Similarly the city's shopping centres now attract some 1,8 million shoppers per month with as many as 2,5 million recorded in December 2007.

Haswell says bearing in mind that the population of them Msunduzi Municipal area is only 600 000, Pietermaritzburg is clearly attracting large numbers of people from outside its current boundary.

* Extensive development in the area, including the 500 site residential and office park development at the Victoria Country Club Estate; a 250 site residential Garlington Estate in the uMngeni municipal area; the greater Edendale project and the proposed development of two industrial parks on either side of the Msunduzi/Mkhambathini municipal area boundary.

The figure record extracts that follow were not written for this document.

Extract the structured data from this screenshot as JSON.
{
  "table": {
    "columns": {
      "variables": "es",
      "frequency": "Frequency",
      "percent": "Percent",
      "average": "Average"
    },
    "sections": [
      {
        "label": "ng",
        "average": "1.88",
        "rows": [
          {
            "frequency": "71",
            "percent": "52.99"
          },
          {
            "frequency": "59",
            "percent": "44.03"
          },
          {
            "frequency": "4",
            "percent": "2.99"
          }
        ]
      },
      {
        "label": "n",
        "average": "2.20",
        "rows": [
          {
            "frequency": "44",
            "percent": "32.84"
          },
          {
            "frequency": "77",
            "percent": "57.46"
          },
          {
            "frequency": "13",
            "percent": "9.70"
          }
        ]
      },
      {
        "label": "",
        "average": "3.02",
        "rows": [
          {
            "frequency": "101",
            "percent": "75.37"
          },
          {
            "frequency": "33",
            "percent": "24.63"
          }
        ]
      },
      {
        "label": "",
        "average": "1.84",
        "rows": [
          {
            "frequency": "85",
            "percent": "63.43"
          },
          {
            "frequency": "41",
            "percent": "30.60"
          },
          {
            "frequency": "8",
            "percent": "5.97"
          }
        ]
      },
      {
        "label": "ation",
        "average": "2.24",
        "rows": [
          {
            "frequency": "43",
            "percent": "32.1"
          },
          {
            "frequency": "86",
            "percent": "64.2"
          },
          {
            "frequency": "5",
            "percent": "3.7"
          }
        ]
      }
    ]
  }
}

* The submission includes extensive information from economist Clive Coetzee's quarterly business reports on the growth of the area's economy including the fact that since 2004 when Pietermaritzburg became the capital of KwaZulu-Natal, business confidence and investment has soared with the number of businesses increasing from 6 957 in January 2003 to 9 052 in December 2007.

Msunduzi Municipality already operates as a de facto metro:

According to Haswell, since its inception Msunduzi has continued to perform all of the power and functions designated to the district.

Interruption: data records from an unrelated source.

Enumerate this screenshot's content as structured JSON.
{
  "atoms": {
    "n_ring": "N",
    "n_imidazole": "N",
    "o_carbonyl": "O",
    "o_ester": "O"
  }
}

These include running the regional airport with five daily return flights from Pietermaritzburg to Johannesburg; overseeing a regional fresh produce market with an annual turnover in excess of R200 million, managing the regional landfill site and cemeteries as well as a regional stadium.

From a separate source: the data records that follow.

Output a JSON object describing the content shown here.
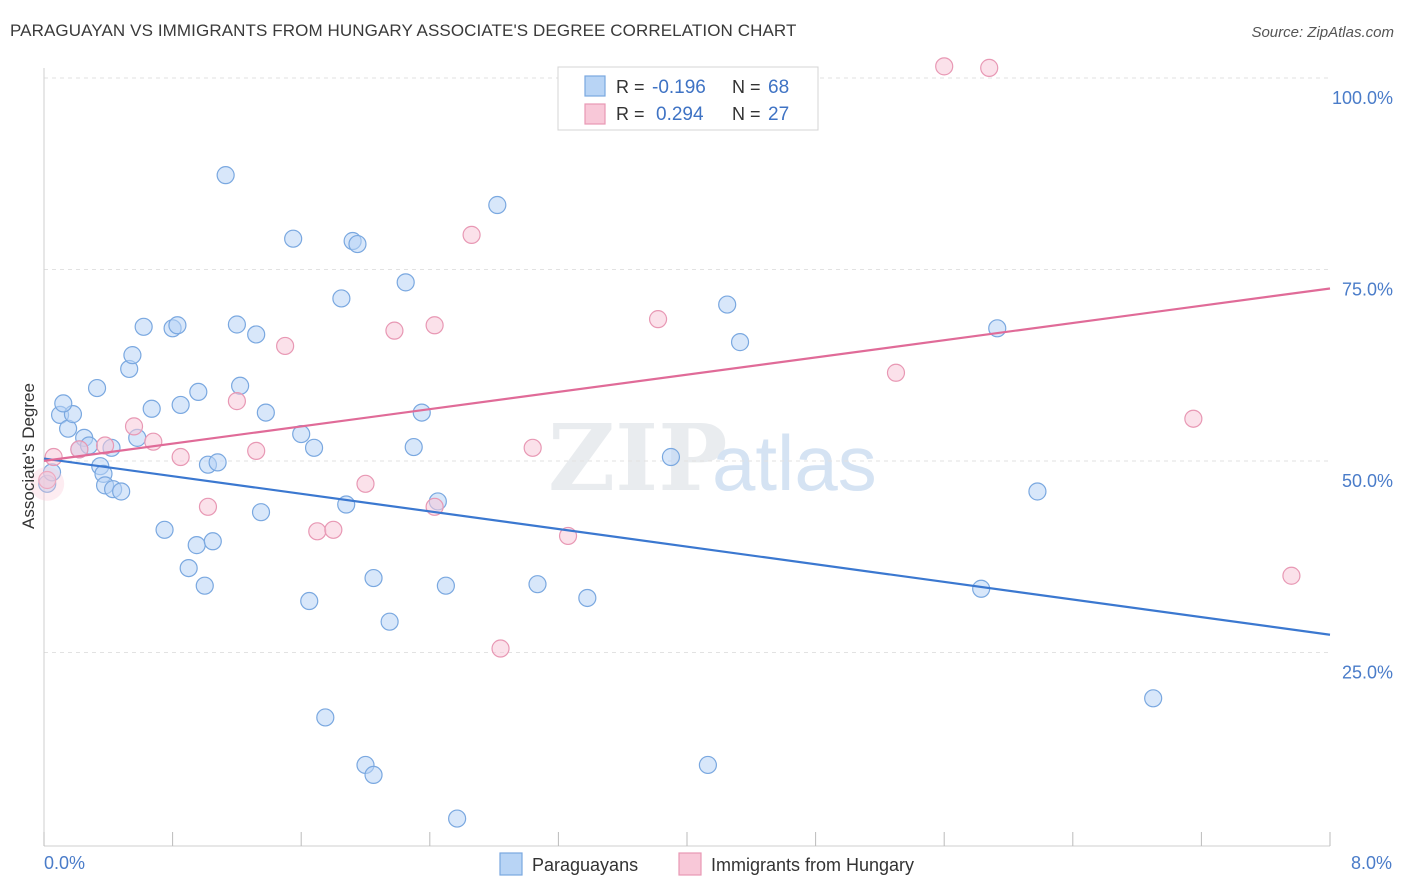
{
  "title": "PARAGUAYAN VS IMMIGRANTS FROM HUNGARY ASSOCIATE'S DEGREE CORRELATION CHART",
  "source": "Source: ZipAtlas.com",
  "watermark": {
    "zip": "ZIP",
    "atlas": "atlas"
  },
  "colors": {
    "blue_fill": "#b8d4f5",
    "blue_stroke": "#7aa8e0",
    "blue_line": "#3b78d0",
    "pink_fill": "#f8c8d8",
    "pink_stroke": "#e898b4",
    "pink_line": "#e06b98",
    "tick_text": "#4a7cc9",
    "grid": "#dddddd"
  },
  "legend": {
    "rows": [
      {
        "r_label": "R =",
        "r_value": "-0.196",
        "n_label": "N =",
        "n_value": "68"
      },
      {
        "r_label": "R =",
        "r_value": "0.294",
        "n_label": "N =",
        "n_value": "27"
      }
    ]
  },
  "bottom_legend": [
    "Paraguayans",
    "Immigrants from Hungary"
  ],
  "chart_data": {
    "type": "scatter",
    "title": "PARAGUAYAN VS IMMIGRANTS FROM HUNGARY ASSOCIATE'S DEGREE CORRELATION CHART",
    "xlabel": "",
    "ylabel": "Associate's Degree",
    "xlim": [
      0,
      8
    ],
    "ylim": [
      0,
      105
    ],
    "x_tick_labels": [
      "0.0%",
      "8.0%"
    ],
    "y_tick_labels": [
      "100.0%",
      "75.0%",
      "50.0%",
      "25.0%"
    ],
    "y_ticks": [
      100,
      75,
      50,
      25
    ],
    "grid": true,
    "legend_placement": "top-center",
    "series": [
      {
        "name": "Paraguayans",
        "color": "#b8d4f5",
        "trend": {
          "x": [
            0,
            8
          ],
          "y": [
            52.8,
            29.8
          ]
        },
        "points": [
          [
            0.02,
            49.5
          ],
          [
            0.05,
            51.0
          ],
          [
            0.1,
            58.5
          ],
          [
            0.15,
            56.7
          ],
          [
            0.18,
            58.6
          ],
          [
            0.22,
            54.0
          ],
          [
            0.25,
            55.5
          ],
          [
            0.28,
            54.5
          ],
          [
            0.33,
            62.0
          ],
          [
            0.35,
            51.8
          ],
          [
            0.37,
            50.8
          ],
          [
            0.38,
            49.3
          ],
          [
            0.42,
            54.2
          ],
          [
            0.43,
            48.8
          ],
          [
            0.48,
            48.5
          ],
          [
            0.53,
            64.5
          ],
          [
            0.55,
            66.3
          ],
          [
            0.58,
            55.5
          ],
          [
            0.62,
            70.0
          ],
          [
            0.67,
            59.3
          ],
          [
            0.75,
            43.5
          ],
          [
            0.8,
            69.8
          ],
          [
            0.83,
            70.2
          ],
          [
            0.85,
            59.8
          ],
          [
            0.9,
            38.5
          ],
          [
            0.95,
            41.5
          ],
          [
            0.96,
            61.5
          ],
          [
            1.0,
            36.2
          ],
          [
            1.02,
            52.0
          ],
          [
            1.05,
            42.0
          ],
          [
            1.08,
            52.3
          ],
          [
            1.13,
            89.8
          ],
          [
            1.2,
            70.3
          ],
          [
            1.22,
            62.3
          ],
          [
            1.32,
            69.0
          ],
          [
            1.35,
            45.8
          ],
          [
            1.38,
            58.8
          ],
          [
            1.55,
            81.5
          ],
          [
            1.6,
            56.0
          ],
          [
            1.65,
            34.2
          ],
          [
            1.68,
            54.2
          ],
          [
            1.75,
            19.0
          ],
          [
            1.85,
            73.7
          ],
          [
            1.88,
            46.8
          ],
          [
            1.92,
            81.2
          ],
          [
            1.95,
            80.8
          ],
          [
            2.0,
            12.8
          ],
          [
            2.05,
            11.5
          ],
          [
            2.05,
            37.2
          ],
          [
            2.15,
            31.5
          ],
          [
            2.25,
            75.8
          ],
          [
            2.3,
            54.3
          ],
          [
            2.35,
            58.8
          ],
          [
            2.45,
            47.2
          ],
          [
            2.5,
            36.2
          ],
          [
            2.57,
            5.8
          ],
          [
            2.82,
            85.9
          ],
          [
            3.07,
            36.4
          ],
          [
            3.38,
            34.6
          ],
          [
            3.9,
            53.0
          ],
          [
            4.13,
            12.8
          ],
          [
            4.25,
            72.9
          ],
          [
            4.33,
            68.0
          ],
          [
            5.83,
            35.8
          ],
          [
            5.93,
            69.8
          ],
          [
            6.18,
            48.5
          ],
          [
            6.9,
            21.5
          ],
          [
            0.12,
            60.0
          ]
        ]
      },
      {
        "name": "Immigrants from Hungary",
        "color": "#f8c8d8",
        "trend": {
          "x": [
            0,
            8
          ],
          "y": [
            52.5,
            75.0
          ]
        },
        "points": [
          [
            0.02,
            50.0
          ],
          [
            0.22,
            54.0
          ],
          [
            0.38,
            54.5
          ],
          [
            0.56,
            57.0
          ],
          [
            0.68,
            55.0
          ],
          [
            0.85,
            53.0
          ],
          [
            1.02,
            46.5
          ],
          [
            1.2,
            60.3
          ],
          [
            1.32,
            53.8
          ],
          [
            1.5,
            67.5
          ],
          [
            1.7,
            43.3
          ],
          [
            1.8,
            43.5
          ],
          [
            2.0,
            49.5
          ],
          [
            2.18,
            69.5
          ],
          [
            2.43,
            70.2
          ],
          [
            2.43,
            46.5
          ],
          [
            2.66,
            82.0
          ],
          [
            2.84,
            28.0
          ],
          [
            3.04,
            54.2
          ],
          [
            3.26,
            42.7
          ],
          [
            3.82,
            71.0
          ],
          [
            5.3,
            64.0
          ],
          [
            5.6,
            104.0
          ],
          [
            5.88,
            103.8
          ],
          [
            7.15,
            58.0
          ],
          [
            7.76,
            37.5
          ],
          [
            0.06,
            53.0
          ]
        ]
      }
    ]
  }
}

In addition, the Msunduzi Municipality is a water service authority, and its electricity supply area, already extends beyond its municipal boundary to include the Hilton area which lies in the uMngeni municipality.

The need for integrated development planning:

Haswell writes: The recent rapid economic growth in the area has resulted in considerable strain upon all of Pietermaritzburg's infrastructure.

Clearly there is an overconcentration of people and traffic, with resulting congestion in central Pietermaritzburg.

New airport, landfill and cemetery sites need to be identified and these are likely to be outside of the Msunduzi's current restricted municipal area.

In addition, the city's industrial areas are now virtually sold out, and it is clear that Greater Pietermaritzburg has outgrown the facilities, which are able to be located and developed within the Msunduzi Municipal area alone.

It is vitally important, therefore that the Greater Pietermaritzburg area, is brought under a single administrative and planning authority, such as a metro municipality.

A single coherent economic development strategy is urgently required if the current growth is to yield economic development and transformation.

Numerous and essential ad hoc development proposals are being formulated for land along the N3, and currently falling within the jurisdiction of three municipalities. The province has recognized the need for an integrated approach to the development of the Durban-Pietermaritzburg corridor.

But, this focus on the N3 corridor alone, rather than the compilation of an integrated, and clearly post-apartheid, spatial development framework for the entire Greater Pietermaritzburg area, tends to perpetuate, rather than ameliorate the still glaring spatial, social and economic inequalities which still exist.

The highly urbanized and developed area, the former partly urbanized townships and the semi-rural tribal areas still form a patchwork, which urgently needs to be integrated into a more efficient and equitable metropolitan urban system, and that will be best achieved by the development of a single plan by a single metropolitan municipality.